Via libera al Gac e alla rivisitazione della legge regionale di tutela degli ulivi secolari

 

L’istruttoria sul caso di presunta incompatibilità a ricoprire l’incarico di consigliere comunale da parte di Giacomo Rizzo (Idv) sarà ulteriormente approfondita. E poi, via libera di adesione del comune di Monopoli alla Società consortile a responsabilità limitata Gruppo di Azione Costiera degli Ulivi e via libera anche alla proposta di delibera di rivedere la legge regionale sulla tutela degli ulivi secolari. Sono questi i provvedimenti approvati dal consiglio comunale nella seduta di martedì 9 giugno, che si è interrotta per mancanza del numero legale quando stava per iniziare la discussione su una delibera presentata dai partiti di opposizione riguardante alcune modifiche da apportare al Piano urbanistico generale per le campagne.

Il caso Rizzo

Con un voto espresso all’unanimità l’assemblea ha deciso che l’istruttoria sul caso della presunta incompatibilità (che deriverebbe dal mancato pagamento di tributi nei confronti del comune) a ricoprire l’incarico di consigliere comunale di Giacomo Rizzo (Idv) sarà ulteriormente approfondita. A questa conclusione si è giunti dopo un’ora e mezzo di dibattito che ha avuto il clou proprio nell’intervento di Rizzo. Una riflessione dura nei confronti di “avvoltoi, anche istituzionali, vigliacchi e uomini con la ‘u’ minuscola” ha sottolineato il consigliere. L’attacco non era certamente contro il centrosinistra verso il quale Rizzo ha espresso “rispetto e comprensione”. E’ stato chiaro che Rizzo si rivolgeva alla parte politica avversa che, nella vicenda che lo riguardava, si è avvalsa, ha detto, della “complicità di qualche istituzione che avrebbe dovuto oggi più che mai essere imparziale e limpida nei suoi comportamenti”. Insomma per Rizzo questa delibera di presunta incompatibilità “è una mera ritorsione, un inutile insulto”. “Alla fine – ha concluso – se riuscirò a dimostrarlo, un minuto dopo proverò a dimostrarvi che sono un uomo e conosco la differenza tra incompatibilità formale ed incompatibilità politica e morale”.

Gac e Ulivi secolari

Una volta esaurita la questione più spinosa, il consiglio comunale è proseguito con l’approvazione degli altri due punti all’ordine del giorno: l’adesione al Gac e l’adozione di un atto di indirizzo da inviare alla Regione Puglia per rivedere la legge regionale sulla tutela degli ulivi secolari. In quest’ultimo caso è stato necessario inserire un emendamento proposto dal sindaco Romani (in quanto detentore ad interim della delega all’agricoltura) per ottenere l’unanimità dei voti.

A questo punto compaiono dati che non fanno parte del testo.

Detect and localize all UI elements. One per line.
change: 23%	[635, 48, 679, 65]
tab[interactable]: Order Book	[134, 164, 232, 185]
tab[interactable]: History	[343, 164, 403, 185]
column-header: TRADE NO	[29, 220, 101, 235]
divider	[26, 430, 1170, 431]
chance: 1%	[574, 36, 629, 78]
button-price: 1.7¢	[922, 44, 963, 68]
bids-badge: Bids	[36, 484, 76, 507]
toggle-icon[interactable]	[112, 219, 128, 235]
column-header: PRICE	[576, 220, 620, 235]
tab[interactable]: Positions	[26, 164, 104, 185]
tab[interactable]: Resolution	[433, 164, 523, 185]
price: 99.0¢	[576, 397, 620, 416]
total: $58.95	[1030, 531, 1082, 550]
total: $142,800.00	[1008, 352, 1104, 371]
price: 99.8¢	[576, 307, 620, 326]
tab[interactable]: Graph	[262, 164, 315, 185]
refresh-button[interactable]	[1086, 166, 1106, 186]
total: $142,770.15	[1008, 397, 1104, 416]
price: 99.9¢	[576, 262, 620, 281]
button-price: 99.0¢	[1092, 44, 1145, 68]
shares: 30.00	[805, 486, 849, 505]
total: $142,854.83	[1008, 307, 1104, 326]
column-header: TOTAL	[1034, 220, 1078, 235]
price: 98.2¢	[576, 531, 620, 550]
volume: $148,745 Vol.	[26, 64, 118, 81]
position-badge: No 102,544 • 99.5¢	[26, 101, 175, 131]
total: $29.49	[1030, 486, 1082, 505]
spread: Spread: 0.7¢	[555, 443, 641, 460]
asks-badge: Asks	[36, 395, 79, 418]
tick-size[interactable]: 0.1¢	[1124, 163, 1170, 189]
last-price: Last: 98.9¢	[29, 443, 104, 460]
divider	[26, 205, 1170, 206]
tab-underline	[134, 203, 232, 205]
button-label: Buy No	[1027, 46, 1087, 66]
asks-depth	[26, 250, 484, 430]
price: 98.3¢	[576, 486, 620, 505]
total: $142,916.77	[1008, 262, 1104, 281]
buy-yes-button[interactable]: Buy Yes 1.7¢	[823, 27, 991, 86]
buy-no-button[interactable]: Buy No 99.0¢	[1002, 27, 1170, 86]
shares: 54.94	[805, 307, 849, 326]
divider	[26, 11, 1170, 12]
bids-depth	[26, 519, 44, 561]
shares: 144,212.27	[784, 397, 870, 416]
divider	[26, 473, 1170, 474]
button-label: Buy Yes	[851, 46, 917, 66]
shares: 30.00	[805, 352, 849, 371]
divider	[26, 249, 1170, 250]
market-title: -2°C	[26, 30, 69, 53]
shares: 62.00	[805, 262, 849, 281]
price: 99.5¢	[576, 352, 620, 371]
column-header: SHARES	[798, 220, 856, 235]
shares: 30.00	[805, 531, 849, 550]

Stop per mancanza del numero legale

Quando si è passati a discutere della proposta di delibera presentata dai consiglieri di opposizione su alcune modifiche da apportare al Pug per quanto riguarda l’agro, è venuto a mancare il numero legale e la seduta si è interrotta. Da registrare che nella seduta del 9 giugno ha fatto la ricomparsa dopo molti mesi Anna Pierro (Pd).